The psyche learns to scan, to test, to ask, silently or otherwise: who’s in charge? Is someone holding this? Am I safe here, or do I need to manage it myself?
This is the foundation of external regulation, where internal equilibrium depends on the stability of the other, where emotional safety is outsourced, and the self orients around what is happening out there.
This structure is often adaptive, even brilliant. It allows people to function, sometimes exceptionally, in environments that are psychically unsafe. But it comes at a cost, the erosion of internal authority. The sense of what’s real, what’s felt, what matters, independent of feedback or reassurance, can become difficult to access.
People in this position often appear strong, competent, flexible. But beneath that flexibility can be a kind of fragility. They may yield quickly, not because they’ve changed their mind, but because the firmness of the other settles them. Or they may challenge, not because they disagree, but because they need to feel the structure push back. Until something holds, the world doesn’t feel real.
Eventually, this dynamic becomes unsustainable. The constant attunement to others, who’s steady, who’s in charge, who’s okay, can obscure the deeper question: what do I believe? What do I want? What do I know to be true, even if no one agrees?
This is the beginning of internal authority, not a rigid insistence, but a grounded clarity. The ability to stay with one’s position, even when the external structure doesn’t move, even when it creates tension, even when no one mirrors it back.
Because the deepest authority doesn’t come from being in charge, it comes from knowing what you carry, and staying with it, quietly, steadily, without demand.
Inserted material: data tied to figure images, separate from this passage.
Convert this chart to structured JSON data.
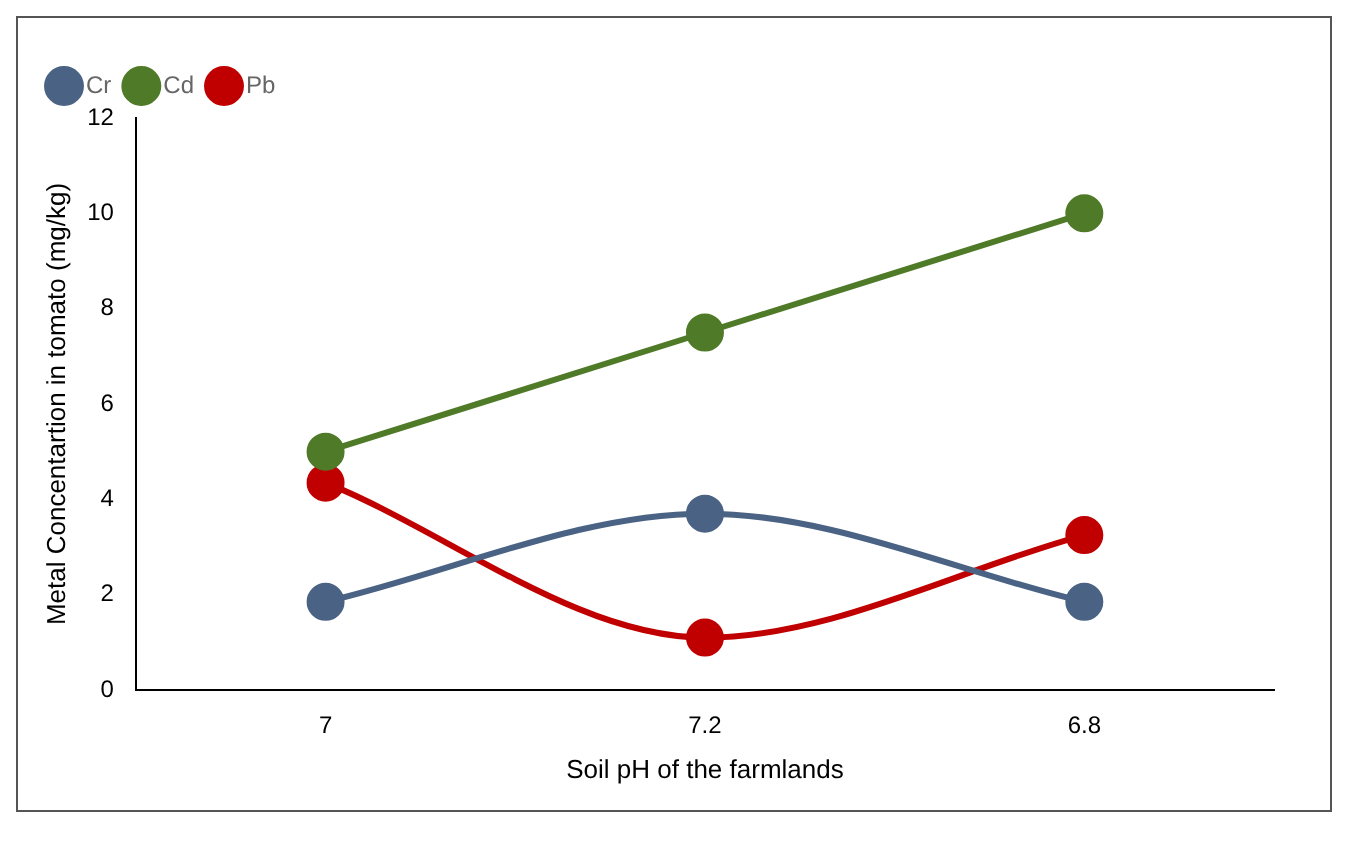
{
  "chart_data": {
    "type": "line",
    "xlabel": "Soil pH of the farmlands",
    "ylabel": "Metal Concentartion in tomato (mg/kg)",
    "categories": [
      "7",
      "7.2",
      "6.8"
    ],
    "series": [
      {
        "name": "Cr",
        "color": "#4a6384",
        "values": [
          1.85,
          3.7,
          1.85
        ]
      },
      {
        "name": "Cd",
        "color": "#4f7a28",
        "values": [
          5,
          7.5,
          10
        ]
      },
      {
        "name": "Pb",
        "color": "#c00000",
        "values": [
          4.35,
          1.1,
          3.25
        ]
      }
    ],
    "ylim": [
      0,
      12
    ],
    "yticks": [
      0,
      2,
      4,
      6,
      8,
      10,
      12
    ],
    "grid": false,
    "legend": "top left",
    "marker": "circle"
  }
}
From that place, safety is no longer something that must be confirmed,

it is something that can be inhabited.
And when this process unfolds, when safety no longer depends on who’s holding you, but on what you’ve come to hold within, something quietly extraordinary happens. You begin to move through the world with a different gravity. Not grasping, not proving, just anchored. This kind of self-possession draws others not through performance, but through presence. It’s not about power. It’s about being whole. And wholeness, when inhabited fully, is magnetic.